Greece’s top administrative court ruled Wednesday that last year’s government decision to revoke Canada’s Eldorado Gold (TSX: ELD) (NYSE:EGO) mining licence in the country’s north was baseless, Reuters reports.

The Vancouver-based company had appeal appealed Greece’s energy and environment ministry order that forced the company to temporarily halt operations in August. An October decision let the miner resume operations, but a final ruling was pending.

After months of waiting for a resolution, Eldorado Gold halted last week most operations at its Skouries gold mine, putting about 600 jobs on the line
After months of waiting for a resolution, Eldorado Gold halted last week most operations at its Skouries gold mine, putting about 600 jobs on the line. The company also warned it would do the same at its Olympias mine, risking another 500 jobs, if it didn’t secure necessary permits by the end of March.

Today’s ruling comes only a few days after Greece’s left-wing government accused the mining company of staging a “political show” and “blackmailing” authorities by cancelling work at Skouries, the country’s biggest foreign investment.

It also follows over a year of confrontations between Eldorado and the government of Greece, which included permits being revoked and delayed by the state multiple times.

The country’s ruling Syriza party has opposed the gold project, in the Thrace region, siding with many local residents who have staged several demonstrations. They claim the mine will destroy the environment and harm the area’s tourism potential.

There have also been both pro-mine protests, including a demonstration threat by the company’s local employees announced Monday and a march in April 2015, which attracted an estimated 4,000 supporters, forcing police to shut down major roads in Athens for several hours.

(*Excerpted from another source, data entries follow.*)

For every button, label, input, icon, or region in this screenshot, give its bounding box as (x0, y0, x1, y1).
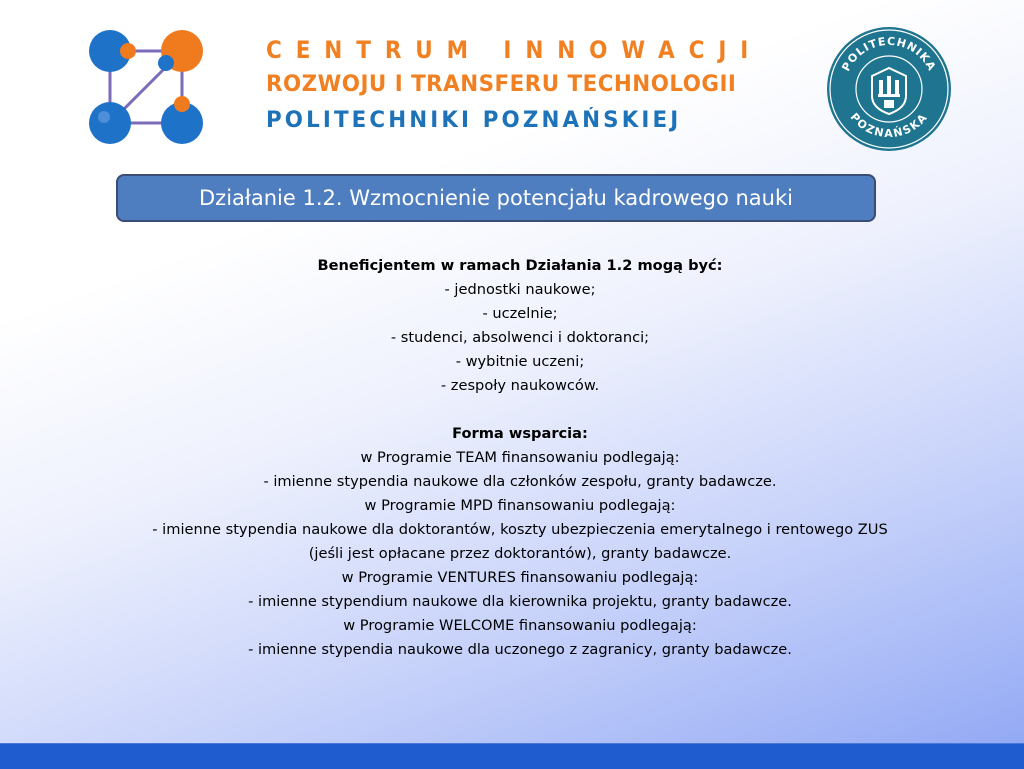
university-seal-logo (826, 26, 952, 152)
support-line: - imienne stypendium naukowe dla kierownika projektu, granty badawcze. (248, 593, 792, 610)
support-line: - imienne stypendia naukowe dla doktorantów, koszty ubezpieczenia emerytalnego i rentowego ZUS (152, 521, 888, 538)
footer-bar (0, 743, 1024, 769)
support-line: - imienne stypendia naukowe dla członków zespołu, granty badawcze. (263, 473, 777, 490)
slide-title: Działanie 1.2. Wzmocnienie potencjału kadrowego nauki (116, 174, 876, 222)
support-line: w Programie WELCOME finansowaniu podlegają: (343, 617, 697, 634)
support-line: (jeśli jest opłacane przez doktorantów), granty badawcze. (308, 545, 732, 562)
seal-top-text: POLITECHNIKA (839, 34, 939, 74)
org-name (266, 38, 776, 136)
org-name-line-1: CENTRUM INNOWACJI (266, 36, 763, 64)
section-spacer (70, 398, 970, 422)
support-line: w Programie VENTURES finansowaniu podlegają: (341, 569, 699, 586)
header (0, 0, 1024, 160)
beneficiary-item: - jednostki naukowe; (444, 281, 596, 298)
support-line: w Programie MPD finansowaniu podlegają: (364, 497, 676, 514)
beneficiary-item: - uczelnie; (482, 305, 558, 322)
org-name-line-2: ROZWOJU I TRANSFERU TECHNOLOGII (266, 72, 737, 97)
beneficiaries-heading: Beneficjentem w ramach Działania 1.2 mogą być: (317, 257, 723, 274)
beneficiary-item: - wybitnie uczeni; (455, 353, 585, 370)
beneficiary-item: - zespoły naukowców. (440, 377, 600, 394)
seal-bottom-text: POZNAŃSKA (847, 110, 931, 141)
support-line: w Programie TEAM finansowaniu podlegają: (360, 449, 680, 466)
support-heading: Forma wsparcia: (452, 425, 588, 442)
org-name-line-3: POLITECHNIKI POZNAŃSKIEJ (266, 108, 682, 133)
beneficiary-item: - studenci, absolwenci i doktoranci; (390, 329, 650, 346)
support-line: - imienne stypendia naukowe dla uczonego z zagranicy, granty badawcze. (248, 641, 792, 658)
network-nodes-logo (82, 25, 212, 149)
slide-content (70, 254, 970, 662)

The company is not the first miner to struggle in Greece. In the 1990s, the Skouries and Olympias projects belonged to TVX Gold Inc., which failed to develop them because of local opposition. Eldorado has said it believed it could do better, in part because of its experience in developing mines in both neighbouring Turkey and China.

Currently the company employs 2,000 workers in an area with an unemployment rate above 30%.